חדש על המדף

חדש על המדף

A World Survey of Religion and the State
Jonathan Fox לקטלוג
A World Survey of Religion and the State
This book delves into the extent of government involvement in religion (GIR) between 1990 and 2002 using both quantitative and qualitative methodology. The study is based on the Religion and State dataset (RAS), which includes 175 governments across the globe, all of which are addressed individually in this book. The forms of GIR examined in this study include whether the government has an official religion, whether some religions are given preferential treatment, religious discrimination against minority religion, government regulation of the majority religion, and religious legislation.
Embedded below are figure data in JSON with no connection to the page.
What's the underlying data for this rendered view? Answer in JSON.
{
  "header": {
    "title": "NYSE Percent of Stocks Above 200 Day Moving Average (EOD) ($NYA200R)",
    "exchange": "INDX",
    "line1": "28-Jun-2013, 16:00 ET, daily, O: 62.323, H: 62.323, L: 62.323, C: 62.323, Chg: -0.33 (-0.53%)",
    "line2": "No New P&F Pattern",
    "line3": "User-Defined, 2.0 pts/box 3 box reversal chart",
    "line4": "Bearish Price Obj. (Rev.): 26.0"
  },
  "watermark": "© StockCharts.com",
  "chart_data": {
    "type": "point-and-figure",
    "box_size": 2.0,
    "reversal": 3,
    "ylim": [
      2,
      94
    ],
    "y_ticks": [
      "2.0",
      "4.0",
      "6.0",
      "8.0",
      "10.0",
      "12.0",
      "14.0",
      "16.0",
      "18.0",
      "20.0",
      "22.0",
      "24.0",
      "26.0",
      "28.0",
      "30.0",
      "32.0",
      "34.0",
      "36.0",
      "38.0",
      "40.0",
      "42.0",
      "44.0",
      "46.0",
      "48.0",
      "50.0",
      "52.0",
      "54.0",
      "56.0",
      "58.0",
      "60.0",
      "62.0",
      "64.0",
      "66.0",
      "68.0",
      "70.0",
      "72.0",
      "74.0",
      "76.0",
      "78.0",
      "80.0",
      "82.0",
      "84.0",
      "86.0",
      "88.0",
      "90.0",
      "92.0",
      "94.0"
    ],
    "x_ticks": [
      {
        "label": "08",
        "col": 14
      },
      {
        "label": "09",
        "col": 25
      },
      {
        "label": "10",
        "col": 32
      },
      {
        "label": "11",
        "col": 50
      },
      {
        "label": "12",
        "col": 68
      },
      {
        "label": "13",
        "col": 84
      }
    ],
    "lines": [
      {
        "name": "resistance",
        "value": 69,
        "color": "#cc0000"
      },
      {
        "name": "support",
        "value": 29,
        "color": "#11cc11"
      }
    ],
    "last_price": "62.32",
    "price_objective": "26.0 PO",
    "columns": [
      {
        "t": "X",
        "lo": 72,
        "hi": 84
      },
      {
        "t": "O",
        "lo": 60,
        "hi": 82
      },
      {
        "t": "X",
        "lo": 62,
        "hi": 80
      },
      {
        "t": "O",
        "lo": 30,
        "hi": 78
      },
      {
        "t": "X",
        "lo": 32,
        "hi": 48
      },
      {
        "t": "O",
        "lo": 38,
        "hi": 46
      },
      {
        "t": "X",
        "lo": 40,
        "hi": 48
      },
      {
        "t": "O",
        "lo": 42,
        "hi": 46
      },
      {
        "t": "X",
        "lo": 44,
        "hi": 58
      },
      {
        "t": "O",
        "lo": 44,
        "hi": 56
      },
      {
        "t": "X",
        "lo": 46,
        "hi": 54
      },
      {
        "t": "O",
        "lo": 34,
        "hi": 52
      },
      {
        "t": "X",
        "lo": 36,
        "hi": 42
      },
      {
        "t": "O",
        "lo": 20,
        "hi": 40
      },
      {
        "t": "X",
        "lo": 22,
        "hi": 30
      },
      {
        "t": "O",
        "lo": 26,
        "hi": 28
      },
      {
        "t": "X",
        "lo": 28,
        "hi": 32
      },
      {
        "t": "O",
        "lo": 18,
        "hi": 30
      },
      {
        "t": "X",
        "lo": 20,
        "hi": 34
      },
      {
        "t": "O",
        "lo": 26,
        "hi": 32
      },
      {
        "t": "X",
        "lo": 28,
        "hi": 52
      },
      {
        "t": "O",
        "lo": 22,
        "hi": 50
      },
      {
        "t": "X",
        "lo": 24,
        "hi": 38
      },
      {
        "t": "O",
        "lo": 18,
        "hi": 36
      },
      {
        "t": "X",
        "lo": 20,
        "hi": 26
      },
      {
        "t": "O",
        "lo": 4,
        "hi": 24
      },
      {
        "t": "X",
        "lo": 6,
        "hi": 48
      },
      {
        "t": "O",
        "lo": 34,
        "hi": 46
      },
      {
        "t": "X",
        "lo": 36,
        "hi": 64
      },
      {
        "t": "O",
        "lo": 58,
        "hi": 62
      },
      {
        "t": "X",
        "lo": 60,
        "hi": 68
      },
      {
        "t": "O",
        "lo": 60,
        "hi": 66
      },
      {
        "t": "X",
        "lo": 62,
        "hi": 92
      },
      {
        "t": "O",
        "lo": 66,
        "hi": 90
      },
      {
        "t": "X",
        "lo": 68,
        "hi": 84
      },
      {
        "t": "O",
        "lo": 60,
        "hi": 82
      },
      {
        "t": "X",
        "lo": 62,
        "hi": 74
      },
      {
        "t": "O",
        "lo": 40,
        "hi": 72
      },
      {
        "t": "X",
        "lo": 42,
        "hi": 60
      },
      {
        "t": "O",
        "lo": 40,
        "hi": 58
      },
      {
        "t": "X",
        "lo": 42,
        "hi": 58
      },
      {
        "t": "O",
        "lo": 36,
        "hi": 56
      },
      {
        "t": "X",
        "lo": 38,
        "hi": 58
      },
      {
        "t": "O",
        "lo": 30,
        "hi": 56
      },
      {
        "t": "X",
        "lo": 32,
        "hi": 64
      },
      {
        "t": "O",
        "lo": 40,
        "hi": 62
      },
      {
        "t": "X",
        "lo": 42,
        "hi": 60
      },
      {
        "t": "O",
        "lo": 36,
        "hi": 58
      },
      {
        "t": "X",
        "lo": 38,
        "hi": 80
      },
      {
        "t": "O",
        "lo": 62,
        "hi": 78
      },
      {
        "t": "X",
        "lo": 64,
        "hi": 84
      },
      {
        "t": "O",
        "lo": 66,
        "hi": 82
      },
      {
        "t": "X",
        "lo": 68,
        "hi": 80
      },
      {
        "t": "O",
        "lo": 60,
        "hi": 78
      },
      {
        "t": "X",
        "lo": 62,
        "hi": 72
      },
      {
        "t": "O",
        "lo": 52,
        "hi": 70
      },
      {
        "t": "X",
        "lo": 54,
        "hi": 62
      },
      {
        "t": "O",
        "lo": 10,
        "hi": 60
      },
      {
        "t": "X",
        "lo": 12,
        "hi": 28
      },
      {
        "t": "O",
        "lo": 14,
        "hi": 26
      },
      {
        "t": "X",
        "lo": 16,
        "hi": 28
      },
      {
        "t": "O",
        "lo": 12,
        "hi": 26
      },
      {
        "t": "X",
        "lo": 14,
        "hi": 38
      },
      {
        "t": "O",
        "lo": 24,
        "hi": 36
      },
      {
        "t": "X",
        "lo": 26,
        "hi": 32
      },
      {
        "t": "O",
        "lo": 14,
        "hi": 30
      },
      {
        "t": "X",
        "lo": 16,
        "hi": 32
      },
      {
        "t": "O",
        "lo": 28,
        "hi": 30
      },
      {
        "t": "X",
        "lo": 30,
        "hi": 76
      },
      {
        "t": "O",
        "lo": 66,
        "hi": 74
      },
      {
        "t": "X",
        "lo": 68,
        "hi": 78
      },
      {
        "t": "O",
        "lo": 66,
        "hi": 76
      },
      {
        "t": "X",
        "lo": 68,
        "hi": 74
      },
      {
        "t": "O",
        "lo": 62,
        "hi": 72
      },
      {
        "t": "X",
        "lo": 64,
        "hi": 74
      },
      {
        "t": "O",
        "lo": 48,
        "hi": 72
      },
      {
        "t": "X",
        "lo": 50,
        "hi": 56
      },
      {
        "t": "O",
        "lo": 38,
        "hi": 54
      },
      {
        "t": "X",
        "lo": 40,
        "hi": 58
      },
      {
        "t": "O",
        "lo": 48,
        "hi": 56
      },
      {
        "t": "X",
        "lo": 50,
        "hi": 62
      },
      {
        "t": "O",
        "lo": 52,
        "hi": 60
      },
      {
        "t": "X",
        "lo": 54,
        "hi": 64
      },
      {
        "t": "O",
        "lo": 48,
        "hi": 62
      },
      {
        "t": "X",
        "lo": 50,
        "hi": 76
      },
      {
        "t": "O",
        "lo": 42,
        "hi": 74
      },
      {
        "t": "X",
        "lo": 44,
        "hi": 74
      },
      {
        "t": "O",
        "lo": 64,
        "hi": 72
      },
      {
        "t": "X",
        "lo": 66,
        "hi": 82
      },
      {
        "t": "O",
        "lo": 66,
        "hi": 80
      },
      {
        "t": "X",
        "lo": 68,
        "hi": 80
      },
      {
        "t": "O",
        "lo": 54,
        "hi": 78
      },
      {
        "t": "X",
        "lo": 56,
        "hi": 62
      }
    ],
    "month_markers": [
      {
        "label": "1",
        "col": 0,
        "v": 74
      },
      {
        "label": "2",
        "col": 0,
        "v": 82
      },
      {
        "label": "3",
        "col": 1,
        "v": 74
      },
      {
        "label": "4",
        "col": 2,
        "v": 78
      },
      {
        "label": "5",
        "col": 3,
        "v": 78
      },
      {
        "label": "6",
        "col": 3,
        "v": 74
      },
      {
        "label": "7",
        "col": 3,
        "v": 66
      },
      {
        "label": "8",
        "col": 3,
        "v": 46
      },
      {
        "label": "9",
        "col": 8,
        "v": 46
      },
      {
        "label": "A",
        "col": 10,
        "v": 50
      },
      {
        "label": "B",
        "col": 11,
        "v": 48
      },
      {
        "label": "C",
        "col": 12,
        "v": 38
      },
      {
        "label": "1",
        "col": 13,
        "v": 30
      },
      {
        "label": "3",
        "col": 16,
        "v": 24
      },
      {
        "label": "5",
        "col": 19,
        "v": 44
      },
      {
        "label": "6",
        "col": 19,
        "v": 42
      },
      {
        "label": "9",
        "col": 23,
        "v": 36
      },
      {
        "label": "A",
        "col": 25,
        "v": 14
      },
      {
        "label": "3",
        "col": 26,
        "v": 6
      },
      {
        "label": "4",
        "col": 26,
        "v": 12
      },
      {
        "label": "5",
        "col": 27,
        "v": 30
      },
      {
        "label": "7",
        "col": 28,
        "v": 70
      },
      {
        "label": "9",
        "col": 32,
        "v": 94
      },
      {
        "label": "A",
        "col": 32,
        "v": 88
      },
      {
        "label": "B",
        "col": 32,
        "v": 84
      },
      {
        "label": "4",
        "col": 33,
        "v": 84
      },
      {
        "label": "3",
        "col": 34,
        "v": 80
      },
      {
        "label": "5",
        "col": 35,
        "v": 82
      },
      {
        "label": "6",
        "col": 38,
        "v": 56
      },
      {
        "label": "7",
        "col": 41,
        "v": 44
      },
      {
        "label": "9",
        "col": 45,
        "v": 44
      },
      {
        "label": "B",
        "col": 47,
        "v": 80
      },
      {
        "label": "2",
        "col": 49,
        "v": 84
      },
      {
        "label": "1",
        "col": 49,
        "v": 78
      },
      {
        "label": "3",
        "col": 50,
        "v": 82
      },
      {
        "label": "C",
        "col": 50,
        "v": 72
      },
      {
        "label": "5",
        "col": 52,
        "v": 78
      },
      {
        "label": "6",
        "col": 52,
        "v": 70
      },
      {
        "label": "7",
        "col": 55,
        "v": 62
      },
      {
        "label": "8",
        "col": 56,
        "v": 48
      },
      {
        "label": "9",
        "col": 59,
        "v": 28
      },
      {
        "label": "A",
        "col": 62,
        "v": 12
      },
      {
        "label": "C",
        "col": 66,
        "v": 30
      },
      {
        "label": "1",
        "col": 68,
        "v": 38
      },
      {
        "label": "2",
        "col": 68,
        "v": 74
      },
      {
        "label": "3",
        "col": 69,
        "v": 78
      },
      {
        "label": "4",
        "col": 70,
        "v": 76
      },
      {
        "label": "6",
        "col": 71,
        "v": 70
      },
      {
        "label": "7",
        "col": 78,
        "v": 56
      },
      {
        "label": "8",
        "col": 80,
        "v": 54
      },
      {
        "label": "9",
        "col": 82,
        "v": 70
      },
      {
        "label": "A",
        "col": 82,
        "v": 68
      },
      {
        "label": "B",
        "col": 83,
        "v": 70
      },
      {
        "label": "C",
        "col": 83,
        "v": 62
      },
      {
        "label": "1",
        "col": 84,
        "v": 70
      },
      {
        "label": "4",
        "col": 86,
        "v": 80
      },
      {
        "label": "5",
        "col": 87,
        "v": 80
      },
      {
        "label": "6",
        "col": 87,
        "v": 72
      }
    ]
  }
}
The study shows that GIR is ubiquitous, that GIR increased significantly during this period, and that only a minority of states, including a minority of democracies, have separation of religion and state. These findings contradict the predictions of religion's reduced public significance found in modernization and secularization theory. The findings also demonstrate that state religious monopolies are linked to reduced religious participation.

Jonathan Fox (Ph.D. in government and politics, University of Maryland, 1997) has published more than 40 articles in religion and government in publications such as Comparative Politics, Comparative Political Studies, International Studies Quarterly, and Journal of Peace Research. He has also published three books: Bringing Religion into International Relations (2004) (with Shmuel Sandler); Religion, Civilization, and Civil War: 1945 Through the New Millennium (2004); and Ethnoreligious Conflict in the Late Twentieth Century: A General Theory (2002).Fox has received a grant from the Israel Science Foundation and has given guest lectures at universities around the world. He is an Associate Professor of Political Studies at Bar Ilan University, Israel.